Cinque lunghi anni trascorsi on the road a suonare con i Flatlanders di Joe Ely, Butch Hancock e papà Jimmi Dale, periodi ‘selvaggi’ che Colin Gilmore ha attraversato solo per uno studio di registrazione e qualche nuova canzone: “I had written some songs quite a ways back and had even put a couple of them out on an EP,” racconta Colin. “I kind of had to breathe life into them again and figure out what they were all about again”.
Il tempo ha rinvigorito i diversi stili che avevano contraddistinto il debutto di The Day The World Stopped And Spun The Other Way tra country, folk, roots e rock, il West Texas rock & roll -come ama etichettarlo- stavolta si avvicina alla vita con maggior aderenza, la ripete così com’è grazie ad una valigia colma di ricordi di viaggio e di sensazioni, che una volta tornato in Texas ha assemblato lungo i marciapiedi di Austin, con le immagini e gli occhi sulla Goodnight Lane (“One street in my neighborhood in particular caught my eye, called Goodnight Lane, and I just sort of fell in love with it.”).
Un disco di riflessioni e di energiche ballate in compagnia della sua Fender Telecaster 52, di una band affiatata con Lloyd Maines a produrre (e a divertirsi nella strumentale Teeth, Hair and Eyeballs): non c’è una storia particolare dietro alle singole melodie di Goodnight Lane ma una serie di esperienze passate in luoghi come quelli descritti nella solida e brillante apertura di Circles in the Yard, su un giovane uomo alla ricerca di un luogo dove possa vivere tra gli alti e i bassi della vita. Sull'asfalto della Goodnight Lane –la title track- si corre veloce, come se un’automobile avesse gli occhi e se lo vedesse scappare insieme a tutto ciò che riempe il paesaggio, la fisa e la slide arrichiscono ballate elettriche intense, splendide come Hand Close To Mine mentre si guida per la California insieme alla chitarre di Jay Bennett e Scott Mathews a trovare Abigail, ballatona struggente e senza tempo, o meglio nel tempo della tradizione cantautorale texana, dove memoria, sentimento e immaginazione giocano volentieri a rimpiattino mentre la fisa garantisce che il tutto funzioni.

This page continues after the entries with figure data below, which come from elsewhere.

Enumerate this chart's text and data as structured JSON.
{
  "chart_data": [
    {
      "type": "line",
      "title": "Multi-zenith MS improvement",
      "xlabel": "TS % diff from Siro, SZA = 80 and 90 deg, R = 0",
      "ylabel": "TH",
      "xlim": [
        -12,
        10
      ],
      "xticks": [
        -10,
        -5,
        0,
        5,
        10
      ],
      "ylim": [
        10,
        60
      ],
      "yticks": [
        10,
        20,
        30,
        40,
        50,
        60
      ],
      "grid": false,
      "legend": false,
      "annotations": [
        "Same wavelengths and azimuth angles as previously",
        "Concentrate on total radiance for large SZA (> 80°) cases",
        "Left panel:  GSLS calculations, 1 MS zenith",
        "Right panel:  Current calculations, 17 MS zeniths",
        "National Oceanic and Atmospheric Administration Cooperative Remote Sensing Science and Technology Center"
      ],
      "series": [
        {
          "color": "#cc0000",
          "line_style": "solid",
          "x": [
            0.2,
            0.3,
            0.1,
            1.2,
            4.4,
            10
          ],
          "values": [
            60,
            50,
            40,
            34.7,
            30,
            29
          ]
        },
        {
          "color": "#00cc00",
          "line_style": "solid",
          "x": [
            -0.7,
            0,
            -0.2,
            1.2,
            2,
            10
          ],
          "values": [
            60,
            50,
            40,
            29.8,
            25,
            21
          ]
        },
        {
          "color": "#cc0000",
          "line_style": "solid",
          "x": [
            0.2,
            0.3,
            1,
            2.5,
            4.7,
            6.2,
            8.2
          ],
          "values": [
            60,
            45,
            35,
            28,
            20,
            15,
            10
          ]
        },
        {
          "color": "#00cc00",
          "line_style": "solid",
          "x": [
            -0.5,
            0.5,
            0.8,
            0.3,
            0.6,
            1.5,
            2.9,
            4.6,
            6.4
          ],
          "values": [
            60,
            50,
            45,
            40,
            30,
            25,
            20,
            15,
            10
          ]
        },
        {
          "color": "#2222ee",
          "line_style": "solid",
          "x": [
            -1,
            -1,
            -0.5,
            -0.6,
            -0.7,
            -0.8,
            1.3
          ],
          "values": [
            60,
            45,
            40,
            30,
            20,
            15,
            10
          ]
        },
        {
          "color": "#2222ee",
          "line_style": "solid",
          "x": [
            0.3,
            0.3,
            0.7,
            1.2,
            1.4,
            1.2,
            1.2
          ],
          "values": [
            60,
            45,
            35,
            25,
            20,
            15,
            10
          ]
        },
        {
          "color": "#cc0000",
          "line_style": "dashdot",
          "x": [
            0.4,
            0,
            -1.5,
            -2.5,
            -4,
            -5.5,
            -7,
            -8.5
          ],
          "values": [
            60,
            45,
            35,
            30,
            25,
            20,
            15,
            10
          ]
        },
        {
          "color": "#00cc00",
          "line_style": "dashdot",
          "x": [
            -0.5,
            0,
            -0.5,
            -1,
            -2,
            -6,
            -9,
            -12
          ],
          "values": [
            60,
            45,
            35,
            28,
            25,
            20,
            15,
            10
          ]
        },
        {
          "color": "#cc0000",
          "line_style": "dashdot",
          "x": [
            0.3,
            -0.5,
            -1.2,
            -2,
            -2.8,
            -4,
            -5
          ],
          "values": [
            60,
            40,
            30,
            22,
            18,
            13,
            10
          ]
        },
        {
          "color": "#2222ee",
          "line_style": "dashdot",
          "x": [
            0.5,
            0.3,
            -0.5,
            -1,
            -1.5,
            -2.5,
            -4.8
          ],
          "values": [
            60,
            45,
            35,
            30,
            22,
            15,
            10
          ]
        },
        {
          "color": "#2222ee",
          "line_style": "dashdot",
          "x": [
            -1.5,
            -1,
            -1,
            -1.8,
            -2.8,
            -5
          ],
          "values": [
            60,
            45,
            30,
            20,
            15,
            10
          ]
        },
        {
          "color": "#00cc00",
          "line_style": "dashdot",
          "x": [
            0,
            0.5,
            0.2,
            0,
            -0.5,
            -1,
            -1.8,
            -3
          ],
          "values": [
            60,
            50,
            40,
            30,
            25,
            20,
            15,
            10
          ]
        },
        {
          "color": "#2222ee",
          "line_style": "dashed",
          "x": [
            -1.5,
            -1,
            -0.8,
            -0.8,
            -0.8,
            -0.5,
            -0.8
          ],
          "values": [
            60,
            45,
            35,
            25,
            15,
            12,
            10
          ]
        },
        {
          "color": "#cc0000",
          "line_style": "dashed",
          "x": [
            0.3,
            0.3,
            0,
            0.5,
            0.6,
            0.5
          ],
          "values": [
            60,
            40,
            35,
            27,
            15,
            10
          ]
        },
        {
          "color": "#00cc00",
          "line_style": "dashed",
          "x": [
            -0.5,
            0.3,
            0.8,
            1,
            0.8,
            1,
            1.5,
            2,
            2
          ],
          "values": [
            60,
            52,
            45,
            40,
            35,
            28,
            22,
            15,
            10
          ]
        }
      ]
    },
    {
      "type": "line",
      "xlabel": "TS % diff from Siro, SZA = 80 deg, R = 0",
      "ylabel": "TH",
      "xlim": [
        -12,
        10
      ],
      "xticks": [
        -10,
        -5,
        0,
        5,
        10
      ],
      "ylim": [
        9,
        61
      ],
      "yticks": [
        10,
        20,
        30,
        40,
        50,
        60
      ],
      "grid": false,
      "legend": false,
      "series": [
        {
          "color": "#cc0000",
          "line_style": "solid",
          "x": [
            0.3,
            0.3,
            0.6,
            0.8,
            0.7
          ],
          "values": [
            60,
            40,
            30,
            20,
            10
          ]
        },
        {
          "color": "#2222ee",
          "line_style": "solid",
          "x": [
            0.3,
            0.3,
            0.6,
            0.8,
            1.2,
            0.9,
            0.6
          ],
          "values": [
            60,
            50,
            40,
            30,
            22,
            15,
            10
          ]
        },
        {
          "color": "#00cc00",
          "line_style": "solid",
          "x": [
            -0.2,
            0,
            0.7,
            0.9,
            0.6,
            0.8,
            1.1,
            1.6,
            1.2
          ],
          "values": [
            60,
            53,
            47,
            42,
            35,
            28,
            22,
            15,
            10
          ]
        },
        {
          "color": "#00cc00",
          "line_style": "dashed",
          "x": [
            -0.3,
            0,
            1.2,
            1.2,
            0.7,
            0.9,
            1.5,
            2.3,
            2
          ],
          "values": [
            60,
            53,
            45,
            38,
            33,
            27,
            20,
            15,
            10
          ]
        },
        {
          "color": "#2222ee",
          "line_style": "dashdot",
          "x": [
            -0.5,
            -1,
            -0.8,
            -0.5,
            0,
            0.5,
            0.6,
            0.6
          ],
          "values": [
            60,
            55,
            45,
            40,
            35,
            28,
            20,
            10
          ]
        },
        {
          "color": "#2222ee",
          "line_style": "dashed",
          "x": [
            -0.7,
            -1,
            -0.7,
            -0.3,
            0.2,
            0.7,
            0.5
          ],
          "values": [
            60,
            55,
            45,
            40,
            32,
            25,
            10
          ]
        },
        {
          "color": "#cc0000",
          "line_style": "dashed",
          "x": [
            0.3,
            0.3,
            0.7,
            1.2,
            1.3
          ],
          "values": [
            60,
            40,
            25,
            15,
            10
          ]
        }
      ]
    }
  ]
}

Solo occasionalmente si nascondono zone di vuoto come in Black Vines, ma il sound resta elettrico e dannatamente coinvolgente anche per lo sfrenato rock n’ roll a cui non rinuncia in Laughing Hard Or Crying, con l’elettro-acustica bellezza di Llano ad aprire una parte finale in parte spirituale: entra il piano nell’elegante Essene Eyes e tra le goccie di pioggia della deliziosa Raindrops in July scritta con Jon Tiven a Nashville, Colin Gilmore sulla Goodnight Lane ha trovato canzoni e poesia.